Climate data for Rincón de Romos (1991–2020)
| Month | Jan | Feb | Mar | Apr | May | Jun | Jul | Aug | Sep | Oct | Nov | Dec | Year |
| Record high °C (°F) | 28.0 (82.4) | 32.0 (89.6) | 35.0 (95.0) | 37.0 (98.6) | 38.0 (100.4) | 38.0 (100.4) | 36.0 (96.8) | 34.0 (93.2) | 36.0 (96.8) | 32.0 (89.6) | 31.0 (87.8) | 28.0 (82.4) | 38.0 (100.4) |
| Mean daily maximum °C (°F) | 20.9 (69.6) | 23.3 (73.9) | 26.4 (79.5) | 29.6 (85.3) | 31.3 (88.3) | 30.3 (86.5) | 27.5 (81.5) | 27.2 (81.0) | 25.3 (77.5) | 24.9 (76.8) | 23.2 (73.8) | 21.4 (70.5) | 25.9 (78.6) |
| Daily mean °C (°F) | 11.4 (52.5) | 13.5 (56.3) | 16.1 (61.0) | 18.8 (65.8) | 20.6 (69.1) | 20.6 (69.1) | 19.1 (66.4) | 18.7 (65.7) | 17.4 (63.3) | 16.0 (60.8) | 13.9 (57.0) | 11.9 (53.4) | 16.5 (61.7) |
| Mean daily minimum °C (°F) | 2.0 (35.6) | 3.7 (38.7) | 5.9 (42.6) | 8.0 (46.4) | 9.9 (49.8) | 10.9 (51.6) | 10.6 (51.1) | 10.3 (50.5) | 9.5 (49.1) | 7.1 (44.8) | 4.6 (40.3) | 2.5 (36.5) | 7.1 (44.8) |
| Record low °C (°F) | −8.0 (17.6) | −5.0 (23.0) | −2.0 (28.4) | 0.0 (32.0) | 3.0 (37.4) | 4.0 (39.2) | 5.0 (41.0) | 5.0 (41.0) | 0.0 (32.0) | −4.0 (24.8) | −6.0 (21.2) | −13.0 (8.6) | −13.0 (8.6) |
| Average precipitation mm (inches) | 19.4 (0.76) | 10.9 (0.43) | 5.9 (0.23) | 3.8 (0.15) | 17.3 (0.68) | 62.2 (2.45) | 102.0 (4.02) | 88.9 (3.50) | 78.1 (3.07) | 35.8 (1.41) | 10.4 (0.41) | 9.6 (0.38) | 444.3 (17.49) |
| Average precipitation days (≥ 0.1 mm) | 2.2 | 1.4 | 1.0 | 0.8 | 3.3 | 7.3 | 10.6 | 9.7 | 9.0 | 3.8 | 1.7 | 1.4 | 52.2 |
Source: Servicio Meteorológico Nacional

==Demographics==

As of 2010, the municipality had a total population of 49,156.

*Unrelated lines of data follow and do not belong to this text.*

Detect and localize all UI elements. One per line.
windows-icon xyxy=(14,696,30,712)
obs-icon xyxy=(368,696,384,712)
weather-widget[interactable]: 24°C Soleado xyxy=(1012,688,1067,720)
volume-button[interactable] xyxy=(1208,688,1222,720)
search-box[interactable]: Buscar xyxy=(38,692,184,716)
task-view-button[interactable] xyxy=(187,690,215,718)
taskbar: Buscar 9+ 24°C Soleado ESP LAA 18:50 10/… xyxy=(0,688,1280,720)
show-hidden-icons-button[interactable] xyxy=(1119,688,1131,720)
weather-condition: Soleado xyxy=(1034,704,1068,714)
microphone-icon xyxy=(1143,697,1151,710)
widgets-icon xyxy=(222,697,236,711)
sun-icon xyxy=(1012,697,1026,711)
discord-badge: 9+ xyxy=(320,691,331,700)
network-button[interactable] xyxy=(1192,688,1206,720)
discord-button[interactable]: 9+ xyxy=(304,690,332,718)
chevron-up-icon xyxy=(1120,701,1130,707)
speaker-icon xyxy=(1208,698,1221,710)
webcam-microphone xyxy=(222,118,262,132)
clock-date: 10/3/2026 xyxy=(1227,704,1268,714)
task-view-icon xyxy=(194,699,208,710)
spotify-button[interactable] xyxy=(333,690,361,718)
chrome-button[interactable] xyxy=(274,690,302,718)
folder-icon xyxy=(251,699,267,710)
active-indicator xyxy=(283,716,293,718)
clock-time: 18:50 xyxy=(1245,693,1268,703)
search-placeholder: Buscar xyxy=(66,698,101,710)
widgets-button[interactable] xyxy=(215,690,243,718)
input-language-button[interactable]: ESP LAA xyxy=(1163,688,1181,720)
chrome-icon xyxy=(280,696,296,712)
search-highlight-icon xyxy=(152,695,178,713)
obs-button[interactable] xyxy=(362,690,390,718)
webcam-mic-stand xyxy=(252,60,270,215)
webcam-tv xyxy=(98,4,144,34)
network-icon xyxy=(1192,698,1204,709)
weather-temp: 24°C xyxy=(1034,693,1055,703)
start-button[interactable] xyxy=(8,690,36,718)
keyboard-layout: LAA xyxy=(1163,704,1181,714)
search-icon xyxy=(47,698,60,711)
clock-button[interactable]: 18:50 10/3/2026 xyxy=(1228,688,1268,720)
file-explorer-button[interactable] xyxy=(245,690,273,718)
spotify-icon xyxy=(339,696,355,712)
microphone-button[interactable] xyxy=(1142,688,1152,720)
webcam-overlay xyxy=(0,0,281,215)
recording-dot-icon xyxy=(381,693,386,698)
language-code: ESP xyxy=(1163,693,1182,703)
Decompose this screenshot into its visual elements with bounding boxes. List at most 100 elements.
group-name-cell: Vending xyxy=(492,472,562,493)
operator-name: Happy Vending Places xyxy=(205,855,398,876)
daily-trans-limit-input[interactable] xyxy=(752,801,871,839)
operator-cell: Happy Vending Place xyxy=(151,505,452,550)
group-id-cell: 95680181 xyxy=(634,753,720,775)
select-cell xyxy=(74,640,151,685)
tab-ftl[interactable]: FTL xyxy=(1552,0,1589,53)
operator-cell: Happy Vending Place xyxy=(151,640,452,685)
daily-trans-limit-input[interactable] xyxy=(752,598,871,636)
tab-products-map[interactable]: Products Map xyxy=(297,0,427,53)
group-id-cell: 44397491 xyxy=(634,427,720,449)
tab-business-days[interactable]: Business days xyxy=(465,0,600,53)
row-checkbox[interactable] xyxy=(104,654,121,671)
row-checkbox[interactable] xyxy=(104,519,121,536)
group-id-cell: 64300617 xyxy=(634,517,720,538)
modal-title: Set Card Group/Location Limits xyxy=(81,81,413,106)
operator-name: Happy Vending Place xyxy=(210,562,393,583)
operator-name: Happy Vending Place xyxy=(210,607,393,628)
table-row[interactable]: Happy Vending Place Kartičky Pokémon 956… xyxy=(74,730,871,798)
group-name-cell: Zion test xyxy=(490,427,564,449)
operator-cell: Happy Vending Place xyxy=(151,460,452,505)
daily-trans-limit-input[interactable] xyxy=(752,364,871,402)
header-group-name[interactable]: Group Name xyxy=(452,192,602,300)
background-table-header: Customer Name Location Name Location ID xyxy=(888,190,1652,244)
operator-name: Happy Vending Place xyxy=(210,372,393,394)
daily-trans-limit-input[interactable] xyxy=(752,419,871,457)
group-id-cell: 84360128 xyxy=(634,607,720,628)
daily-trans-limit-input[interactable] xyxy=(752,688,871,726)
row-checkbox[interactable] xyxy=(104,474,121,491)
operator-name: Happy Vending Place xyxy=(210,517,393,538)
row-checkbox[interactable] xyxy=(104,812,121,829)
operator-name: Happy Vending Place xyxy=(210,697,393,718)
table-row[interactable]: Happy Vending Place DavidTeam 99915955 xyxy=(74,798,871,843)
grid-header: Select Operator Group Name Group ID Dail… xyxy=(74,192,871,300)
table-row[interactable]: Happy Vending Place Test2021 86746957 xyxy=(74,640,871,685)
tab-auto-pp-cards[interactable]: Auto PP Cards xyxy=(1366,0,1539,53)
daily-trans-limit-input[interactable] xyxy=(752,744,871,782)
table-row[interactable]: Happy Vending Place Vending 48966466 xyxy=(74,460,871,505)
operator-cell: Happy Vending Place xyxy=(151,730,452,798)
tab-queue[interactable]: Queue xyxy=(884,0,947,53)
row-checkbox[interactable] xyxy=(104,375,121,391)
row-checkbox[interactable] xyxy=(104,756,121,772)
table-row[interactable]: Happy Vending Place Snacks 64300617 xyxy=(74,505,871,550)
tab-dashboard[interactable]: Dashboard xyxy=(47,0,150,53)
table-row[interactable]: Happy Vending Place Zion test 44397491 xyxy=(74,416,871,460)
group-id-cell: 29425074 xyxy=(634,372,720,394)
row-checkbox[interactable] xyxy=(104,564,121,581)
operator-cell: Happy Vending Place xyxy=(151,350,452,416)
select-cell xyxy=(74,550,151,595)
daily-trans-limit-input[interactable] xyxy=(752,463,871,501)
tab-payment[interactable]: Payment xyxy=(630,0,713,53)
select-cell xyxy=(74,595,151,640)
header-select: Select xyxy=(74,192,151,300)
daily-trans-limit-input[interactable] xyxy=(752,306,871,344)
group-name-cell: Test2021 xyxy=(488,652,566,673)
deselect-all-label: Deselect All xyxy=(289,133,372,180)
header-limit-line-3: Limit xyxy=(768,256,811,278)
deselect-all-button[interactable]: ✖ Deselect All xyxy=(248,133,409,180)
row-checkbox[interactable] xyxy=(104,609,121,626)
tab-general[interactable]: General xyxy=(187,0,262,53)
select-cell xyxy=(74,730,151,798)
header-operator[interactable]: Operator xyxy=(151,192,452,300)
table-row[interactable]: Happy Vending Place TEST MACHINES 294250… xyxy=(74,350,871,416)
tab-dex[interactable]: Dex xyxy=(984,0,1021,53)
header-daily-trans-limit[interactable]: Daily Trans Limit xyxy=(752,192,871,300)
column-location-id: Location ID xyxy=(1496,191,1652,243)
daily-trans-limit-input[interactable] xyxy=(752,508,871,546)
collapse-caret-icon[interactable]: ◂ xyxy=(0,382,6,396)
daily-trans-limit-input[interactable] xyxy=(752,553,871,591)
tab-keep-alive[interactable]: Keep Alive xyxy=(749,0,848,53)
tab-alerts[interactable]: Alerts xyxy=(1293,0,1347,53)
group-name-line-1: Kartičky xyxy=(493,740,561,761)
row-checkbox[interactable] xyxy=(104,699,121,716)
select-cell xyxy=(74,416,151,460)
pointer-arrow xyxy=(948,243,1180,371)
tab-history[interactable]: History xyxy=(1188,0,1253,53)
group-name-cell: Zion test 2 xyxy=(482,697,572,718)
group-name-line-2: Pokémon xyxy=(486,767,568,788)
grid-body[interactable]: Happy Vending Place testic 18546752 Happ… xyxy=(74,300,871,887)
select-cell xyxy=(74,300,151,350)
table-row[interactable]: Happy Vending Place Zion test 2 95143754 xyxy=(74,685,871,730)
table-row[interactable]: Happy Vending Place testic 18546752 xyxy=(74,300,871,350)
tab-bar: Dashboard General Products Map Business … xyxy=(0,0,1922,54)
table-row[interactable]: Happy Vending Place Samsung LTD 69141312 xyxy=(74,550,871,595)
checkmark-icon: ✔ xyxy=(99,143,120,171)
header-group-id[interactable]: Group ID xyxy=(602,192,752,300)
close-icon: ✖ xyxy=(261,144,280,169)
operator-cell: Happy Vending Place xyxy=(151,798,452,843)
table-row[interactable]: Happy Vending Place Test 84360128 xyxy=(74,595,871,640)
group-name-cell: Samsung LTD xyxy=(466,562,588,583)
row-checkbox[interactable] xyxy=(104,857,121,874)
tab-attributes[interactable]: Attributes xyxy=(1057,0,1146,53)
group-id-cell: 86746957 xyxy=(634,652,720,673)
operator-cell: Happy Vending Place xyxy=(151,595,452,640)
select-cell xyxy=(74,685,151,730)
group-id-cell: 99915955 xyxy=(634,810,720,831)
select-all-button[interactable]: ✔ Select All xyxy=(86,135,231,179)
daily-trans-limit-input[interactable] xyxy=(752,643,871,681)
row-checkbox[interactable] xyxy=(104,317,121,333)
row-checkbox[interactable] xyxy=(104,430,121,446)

As of 2010, the city of Rincón de Romos had a population of 27,988. Other than the city of Rincón de Romos, the municipality had 355 localities, the largest of which (with 2010 populations in parentheses) were: Pabellón de Hidalgo (4,316), Escaleras (2,790), classified as urban, and San Jacinto (2,356), and El Bajío (1,278), classified as rural.

==Religion==
In 2000, according to the census done by Inegi, the population of Catholics 5 years and older rose to 76,789, while the non-Catholics in the same age range totaled 5,079 people.

==Economy==
The Panamerican Highway plays an important role in trade. There are also mercury mines and copper, which are exploding industries.

===Agriculture===
Thanks to irrigation, agriculture is big. Maize, beans, garlic, potatoes, chile, as well as peaches, pears and grapes are grown.

==Services==
Rincón de Romos has medical services, gas stations, restaurants, tourist centers, a train station, a bus station, a repair shop, taxis, telephone, mail, and auto services, as well as shopping. It also has its own university and high school.